Giyinişte ve Yürüyüşte Gösterilen Kibir-i
Zemmi Hadîsler:
Kibirden ötürü eteğini yerde sürükleyen bir kimseye Allah Teâlâ nazar etmez (iltifat etmez)!20
Bir kişi elbisesine bürünüp sallana sallana gezerken nefsi kendisini ucb`a sevketti, dolayısıyle Allah onu yere batırdı. O, kıyamet gününe kadar yerde deprendikçe deprenir.21
Kim gururdan ötürü elbisesini yerde sürürse, kıyamet gününde Allah ona bakmaz (iltifat etmez)
Zeyd b. Eslem dedi ki: `İbn Ömer`in yanına girdim. O esnada Abdullah b. Vâkıd22 sırtında yeni bir elbise olduğu halde İbn Ömer`in yanından geçti. İbn Ömer`in şöyle söylediğini işittim: Ey oğul! Elbiseni biraz yukarıya kaldır. Yerde sürüme! Zira ben Hz. Peygamber`in şöyle dediğini duydum: `Mağrur olduğundan dolayı elbisesini yerde sürükleyen bir kimseye Allah bakmaz (iltifat et-mez)!`23
Rivayet ediliyor ki, Hz. Peygamber (s.a) birgün avucuna tükürüp parmağıyla dokunarak şöyle buyurmuştur: `Allah Teâlâ şöyle buyurmaktadır: `Ey Âdemoğlu! Sen beni mağlûp etmek mi istiyorsun. Oysa ben seni bunun benzerinden yarattım. Sonra seni geliştirdim ve bu kıvama getirdim. O zaman sen nefsine aldanarak iki elbisenin içinde sallana sallana gezdin. Yer için bir ağırlık oldun. Mal topladın, hakları menettin. Ta ki can boğaza gelip da-yanıncaya kadar. Bu sefer de dedin ki: `Malımı sadaka vereceğim!` Oysa sadakanın zamanı geçti!`24
Ümmetim mağrur ve kendilerini beğenerek yürüdükleri, kendilerine Fars ve Rumlar hizmet ettikleri zaman, Allah onların bir kısmını diğer bir kısmına musallat kılar.25
İbn`ul-Arabî der ki: `Hadîsin metninde geçen mutayta denen yürüyüş, içinde gurur ve kibir olan yürüyüş demektir`.

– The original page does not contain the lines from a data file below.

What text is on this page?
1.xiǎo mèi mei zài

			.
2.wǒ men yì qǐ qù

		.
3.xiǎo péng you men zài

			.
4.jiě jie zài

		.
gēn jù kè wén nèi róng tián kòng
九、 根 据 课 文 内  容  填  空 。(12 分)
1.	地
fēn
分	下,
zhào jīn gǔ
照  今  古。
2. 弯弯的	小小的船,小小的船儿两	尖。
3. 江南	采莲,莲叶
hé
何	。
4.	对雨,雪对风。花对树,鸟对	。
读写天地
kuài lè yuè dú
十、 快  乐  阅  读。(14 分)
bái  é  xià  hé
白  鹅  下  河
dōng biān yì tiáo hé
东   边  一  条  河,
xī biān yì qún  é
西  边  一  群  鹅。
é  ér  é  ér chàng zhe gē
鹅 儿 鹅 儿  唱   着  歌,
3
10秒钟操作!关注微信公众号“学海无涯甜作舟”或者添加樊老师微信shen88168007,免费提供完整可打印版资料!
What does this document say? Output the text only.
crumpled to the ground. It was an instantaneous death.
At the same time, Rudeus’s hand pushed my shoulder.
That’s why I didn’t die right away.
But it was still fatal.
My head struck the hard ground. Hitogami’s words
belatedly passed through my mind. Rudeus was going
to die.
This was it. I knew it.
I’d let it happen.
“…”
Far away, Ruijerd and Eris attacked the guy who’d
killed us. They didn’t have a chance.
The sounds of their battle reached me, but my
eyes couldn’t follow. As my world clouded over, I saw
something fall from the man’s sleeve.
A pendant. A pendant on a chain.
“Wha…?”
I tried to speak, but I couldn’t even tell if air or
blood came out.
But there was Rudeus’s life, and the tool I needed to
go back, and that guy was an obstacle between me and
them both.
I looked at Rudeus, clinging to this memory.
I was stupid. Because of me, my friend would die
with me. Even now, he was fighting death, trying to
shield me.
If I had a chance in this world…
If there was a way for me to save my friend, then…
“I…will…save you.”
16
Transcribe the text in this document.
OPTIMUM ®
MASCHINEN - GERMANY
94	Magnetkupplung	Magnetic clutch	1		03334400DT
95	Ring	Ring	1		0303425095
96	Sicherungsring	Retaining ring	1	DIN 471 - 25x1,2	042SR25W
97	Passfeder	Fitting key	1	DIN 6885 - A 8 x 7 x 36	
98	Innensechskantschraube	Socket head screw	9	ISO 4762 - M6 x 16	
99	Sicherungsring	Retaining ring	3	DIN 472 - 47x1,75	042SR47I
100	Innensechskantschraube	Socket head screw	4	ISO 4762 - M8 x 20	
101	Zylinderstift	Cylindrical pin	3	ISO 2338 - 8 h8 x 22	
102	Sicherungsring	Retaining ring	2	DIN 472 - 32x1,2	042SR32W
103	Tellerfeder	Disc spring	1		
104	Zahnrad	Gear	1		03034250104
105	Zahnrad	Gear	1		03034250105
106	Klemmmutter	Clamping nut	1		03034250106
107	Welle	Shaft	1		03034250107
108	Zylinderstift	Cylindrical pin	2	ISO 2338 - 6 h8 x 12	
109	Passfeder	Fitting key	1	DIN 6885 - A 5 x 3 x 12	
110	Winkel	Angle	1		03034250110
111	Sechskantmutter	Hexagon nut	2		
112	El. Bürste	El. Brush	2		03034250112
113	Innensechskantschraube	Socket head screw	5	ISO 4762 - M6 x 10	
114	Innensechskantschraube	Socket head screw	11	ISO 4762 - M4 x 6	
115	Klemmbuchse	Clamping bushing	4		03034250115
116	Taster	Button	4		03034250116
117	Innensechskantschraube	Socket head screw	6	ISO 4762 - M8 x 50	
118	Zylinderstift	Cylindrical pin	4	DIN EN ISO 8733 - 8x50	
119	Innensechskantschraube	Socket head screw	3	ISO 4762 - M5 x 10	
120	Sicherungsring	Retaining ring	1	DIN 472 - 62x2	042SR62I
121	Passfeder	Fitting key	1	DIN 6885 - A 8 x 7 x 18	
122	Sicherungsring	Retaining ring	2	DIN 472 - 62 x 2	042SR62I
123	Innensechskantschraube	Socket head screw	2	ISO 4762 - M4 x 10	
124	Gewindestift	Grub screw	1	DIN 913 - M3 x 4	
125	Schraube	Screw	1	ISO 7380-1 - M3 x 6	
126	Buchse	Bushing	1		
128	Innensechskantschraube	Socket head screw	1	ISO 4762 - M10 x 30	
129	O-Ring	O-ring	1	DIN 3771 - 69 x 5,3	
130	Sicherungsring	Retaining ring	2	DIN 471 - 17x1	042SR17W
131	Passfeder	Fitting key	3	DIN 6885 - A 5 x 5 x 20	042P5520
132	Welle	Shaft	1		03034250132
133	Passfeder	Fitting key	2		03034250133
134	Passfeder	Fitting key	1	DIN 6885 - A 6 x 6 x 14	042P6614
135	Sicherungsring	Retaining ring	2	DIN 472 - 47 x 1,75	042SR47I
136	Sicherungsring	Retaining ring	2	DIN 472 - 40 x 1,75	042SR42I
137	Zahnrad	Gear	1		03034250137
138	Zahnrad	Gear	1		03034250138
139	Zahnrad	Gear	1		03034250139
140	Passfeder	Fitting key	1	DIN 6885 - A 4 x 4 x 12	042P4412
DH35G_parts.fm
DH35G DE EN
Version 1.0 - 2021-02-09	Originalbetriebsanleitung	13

Kim nefsinde büyüklük taslar ve yürüyüşünde gururlanırsa Allah Teâlâ kendisinden nefret ettiği halde Allah`ın huzuruna varır.26
Ashab`ın ve Âlimlerin Sözleri
Ebubekir el-Huzelî`den27 şöyle rivayet ediliyor: Biz Hasan`la beraber bulunduğumuz bir anda İbn`ul-Ethem28 yanımızdan geçerek mescidin maksuresine doğru yürüdü. Onun sırtında Haz (Deniz koyunu denilen hayvanın yünü) denilen maddeden do-kunmuş, bir kısmı diğer bir kısmının üzerine, baldırlarına kadar inen bir cübbe vardı. O, sağa sola sallana sallana yürüdüğü için abâsı açılıp kapanıyordu ve baldırları görünüyordu. O anda Hasan, ona baktı ve şöyle dedi: `Öf! Öf! Ne de gururlu! Gururdan ötürü halktan yüzünü çeviriyor. Sağına soluna bakıyor. Ey Ahmak! Sen şükrü yapılmamış bir nimet içinde, o nimette Allah`ın emrini tutmadığın, o nimetten dolayı Allah`ın hakkını ödemediğin halde sağına soluna bakıyorsun. Allah`a yemin ederim, eğer sizden biriniz, deli bir kimsenin sallanması gibi sallanarak yürürse, onun âzalarının her birinde Allah`ın bir nimeti, şeytanın da bir payı vardır`.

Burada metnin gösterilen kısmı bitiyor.